For Family Services’ “Don’t Just Look
Away” campaign, child models posed with cardboard
signs scrawled with statements like “We live in
a car.” Printed up at life size, the cutouts furnish
visual reminders of those who are homeless but often hidden
from view.
“Every [charity] is faced with the same dilemma;
parents call us in desperate need, saying ‘We’re
sleeping in our car,’” says Family Services’
Patricia Gray. The agency was able to find housing for
296 families last year; they turned away many more.
The guerrilla stunt has the tacit sanction of Nordstrom
and the state Convention Center, whose sidewalks will
feature some of the 300 cutouts.
Housing the middle
Councilmember Tom Rasmussen wants to secure places to
live for Seattle’s middle class: those making 80
to 120 percent of the area’s median income.

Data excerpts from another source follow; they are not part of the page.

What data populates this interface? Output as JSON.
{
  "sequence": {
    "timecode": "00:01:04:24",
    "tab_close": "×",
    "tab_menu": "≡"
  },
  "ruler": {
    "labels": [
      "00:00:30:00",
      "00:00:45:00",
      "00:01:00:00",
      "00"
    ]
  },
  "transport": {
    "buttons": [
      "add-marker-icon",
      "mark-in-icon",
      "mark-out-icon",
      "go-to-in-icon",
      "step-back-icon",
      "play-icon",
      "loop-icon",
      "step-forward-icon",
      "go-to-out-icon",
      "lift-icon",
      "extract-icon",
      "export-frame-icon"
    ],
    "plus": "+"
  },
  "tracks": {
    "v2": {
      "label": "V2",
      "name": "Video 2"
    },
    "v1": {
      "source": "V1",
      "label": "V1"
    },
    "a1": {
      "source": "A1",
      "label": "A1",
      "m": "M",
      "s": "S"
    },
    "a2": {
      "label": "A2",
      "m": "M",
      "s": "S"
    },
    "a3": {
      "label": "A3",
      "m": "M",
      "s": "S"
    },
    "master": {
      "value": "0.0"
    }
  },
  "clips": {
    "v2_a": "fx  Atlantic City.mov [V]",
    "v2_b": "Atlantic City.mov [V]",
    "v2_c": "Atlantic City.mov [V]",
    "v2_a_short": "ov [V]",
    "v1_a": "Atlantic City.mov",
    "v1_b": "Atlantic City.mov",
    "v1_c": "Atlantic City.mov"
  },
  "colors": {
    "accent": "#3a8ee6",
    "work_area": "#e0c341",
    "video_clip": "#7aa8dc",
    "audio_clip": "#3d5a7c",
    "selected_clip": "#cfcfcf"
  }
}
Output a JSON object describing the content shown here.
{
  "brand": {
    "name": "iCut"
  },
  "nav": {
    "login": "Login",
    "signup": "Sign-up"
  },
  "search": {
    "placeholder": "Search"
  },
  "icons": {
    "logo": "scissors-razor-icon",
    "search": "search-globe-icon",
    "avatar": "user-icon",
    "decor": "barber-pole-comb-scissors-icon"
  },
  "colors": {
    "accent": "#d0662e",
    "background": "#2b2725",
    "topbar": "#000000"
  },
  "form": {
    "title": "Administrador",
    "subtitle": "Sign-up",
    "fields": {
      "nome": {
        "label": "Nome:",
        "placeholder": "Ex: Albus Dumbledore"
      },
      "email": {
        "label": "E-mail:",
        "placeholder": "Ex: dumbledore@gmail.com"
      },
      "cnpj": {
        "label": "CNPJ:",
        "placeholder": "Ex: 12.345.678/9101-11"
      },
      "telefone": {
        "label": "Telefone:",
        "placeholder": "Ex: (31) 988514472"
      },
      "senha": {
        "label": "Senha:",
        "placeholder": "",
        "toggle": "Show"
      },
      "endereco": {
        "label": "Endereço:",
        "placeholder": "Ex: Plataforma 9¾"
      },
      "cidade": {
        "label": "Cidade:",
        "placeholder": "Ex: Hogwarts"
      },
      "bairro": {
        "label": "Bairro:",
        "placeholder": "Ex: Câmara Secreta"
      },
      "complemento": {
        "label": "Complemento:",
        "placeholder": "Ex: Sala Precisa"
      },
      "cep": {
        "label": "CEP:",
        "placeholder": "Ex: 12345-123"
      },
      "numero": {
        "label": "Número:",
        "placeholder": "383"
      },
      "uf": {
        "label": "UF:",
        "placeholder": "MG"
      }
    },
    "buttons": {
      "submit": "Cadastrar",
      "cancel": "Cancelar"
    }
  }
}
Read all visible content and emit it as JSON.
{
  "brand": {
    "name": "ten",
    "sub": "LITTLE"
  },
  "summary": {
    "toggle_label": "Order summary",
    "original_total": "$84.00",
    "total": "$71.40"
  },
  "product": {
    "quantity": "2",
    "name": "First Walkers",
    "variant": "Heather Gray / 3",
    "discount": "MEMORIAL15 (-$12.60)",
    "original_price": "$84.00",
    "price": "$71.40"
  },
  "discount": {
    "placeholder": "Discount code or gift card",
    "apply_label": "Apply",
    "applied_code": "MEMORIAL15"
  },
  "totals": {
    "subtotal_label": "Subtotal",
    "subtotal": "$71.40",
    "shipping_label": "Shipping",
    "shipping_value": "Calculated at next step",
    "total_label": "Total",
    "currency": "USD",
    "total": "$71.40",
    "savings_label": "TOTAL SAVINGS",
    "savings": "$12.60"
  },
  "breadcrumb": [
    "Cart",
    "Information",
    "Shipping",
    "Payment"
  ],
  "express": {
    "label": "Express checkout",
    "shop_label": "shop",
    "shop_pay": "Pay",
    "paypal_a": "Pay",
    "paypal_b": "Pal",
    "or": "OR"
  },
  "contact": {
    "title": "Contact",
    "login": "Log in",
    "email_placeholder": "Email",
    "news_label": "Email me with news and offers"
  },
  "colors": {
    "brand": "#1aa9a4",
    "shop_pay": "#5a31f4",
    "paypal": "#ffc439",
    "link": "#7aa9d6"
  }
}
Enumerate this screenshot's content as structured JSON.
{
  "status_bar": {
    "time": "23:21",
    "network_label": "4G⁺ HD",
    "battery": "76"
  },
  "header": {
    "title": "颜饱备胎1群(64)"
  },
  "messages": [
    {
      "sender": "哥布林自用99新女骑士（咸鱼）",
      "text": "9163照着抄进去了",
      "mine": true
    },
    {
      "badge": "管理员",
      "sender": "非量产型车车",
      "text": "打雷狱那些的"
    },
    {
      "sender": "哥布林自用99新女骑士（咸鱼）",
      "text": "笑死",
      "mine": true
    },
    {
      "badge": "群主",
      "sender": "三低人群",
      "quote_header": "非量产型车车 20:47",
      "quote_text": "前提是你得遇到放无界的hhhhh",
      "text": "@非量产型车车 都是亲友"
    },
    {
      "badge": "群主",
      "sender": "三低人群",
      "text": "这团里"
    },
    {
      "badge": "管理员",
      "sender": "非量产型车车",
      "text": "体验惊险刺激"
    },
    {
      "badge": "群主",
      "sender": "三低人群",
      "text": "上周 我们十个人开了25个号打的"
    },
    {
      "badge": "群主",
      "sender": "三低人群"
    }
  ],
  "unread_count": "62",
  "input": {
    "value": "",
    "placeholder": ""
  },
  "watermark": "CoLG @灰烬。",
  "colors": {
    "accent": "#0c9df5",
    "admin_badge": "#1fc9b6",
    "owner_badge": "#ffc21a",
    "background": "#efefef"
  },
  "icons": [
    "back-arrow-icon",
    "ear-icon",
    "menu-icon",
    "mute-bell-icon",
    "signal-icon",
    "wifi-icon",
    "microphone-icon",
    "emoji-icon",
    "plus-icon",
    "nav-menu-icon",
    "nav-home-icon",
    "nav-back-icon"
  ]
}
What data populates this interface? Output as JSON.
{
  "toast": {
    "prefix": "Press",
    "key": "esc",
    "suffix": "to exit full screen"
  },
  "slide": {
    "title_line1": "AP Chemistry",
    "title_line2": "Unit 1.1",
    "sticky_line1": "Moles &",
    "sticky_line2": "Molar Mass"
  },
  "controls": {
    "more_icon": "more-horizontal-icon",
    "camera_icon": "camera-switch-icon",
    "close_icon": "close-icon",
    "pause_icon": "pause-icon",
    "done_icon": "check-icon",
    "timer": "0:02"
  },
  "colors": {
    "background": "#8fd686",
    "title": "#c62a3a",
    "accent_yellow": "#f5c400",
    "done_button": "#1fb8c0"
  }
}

Rasmussen’s asking the city to revise the city’s
Comprehensive Plan so its housing goals “better
reflect the income demographics of the city,” he
wrote in a May 1 memo. Doing so could lead to an alteration
of the city’s $86 million Housing Levy, currently
targeted to the poor, when it comes up for renewal in
2009.
The Council’s Urban Development and Planning Committee
discusses this and other amendments Wednesday, May 9,
at 2 p.m. at City Hall. Rasmussen couldn’t speak
to the amendment before press time.
—Adam Hyla
Quixote abroad
Camp Quixote is looking for a new home. The Olympia tent
city has been housed on the property of a Unitarian church
since early February, a week after it formed in protest
of the city’s new anti-homeless Pedestrian Interference
Ordinance.
“We don’t have an official place yet,”
says Rob Richards, an organizer with the Poor People’s
Union, which started the tent city. If all else fails,
they’ll head to the woods. “The campers are
dedicated to keeping the community together; that’s
number one in their minds.”
The group’s 90-day agreement with church leaders
is about to end, and though at least six other congregations
have said they want to host the campers, says organizer
Rob Richards, nobody’s ready yet.
“If we get a location for the 19th, we’re
good for the rest of the year,” says Richards.
Olympia city officials are working out a means of legitimizing
the camp with a temporary land-use permit.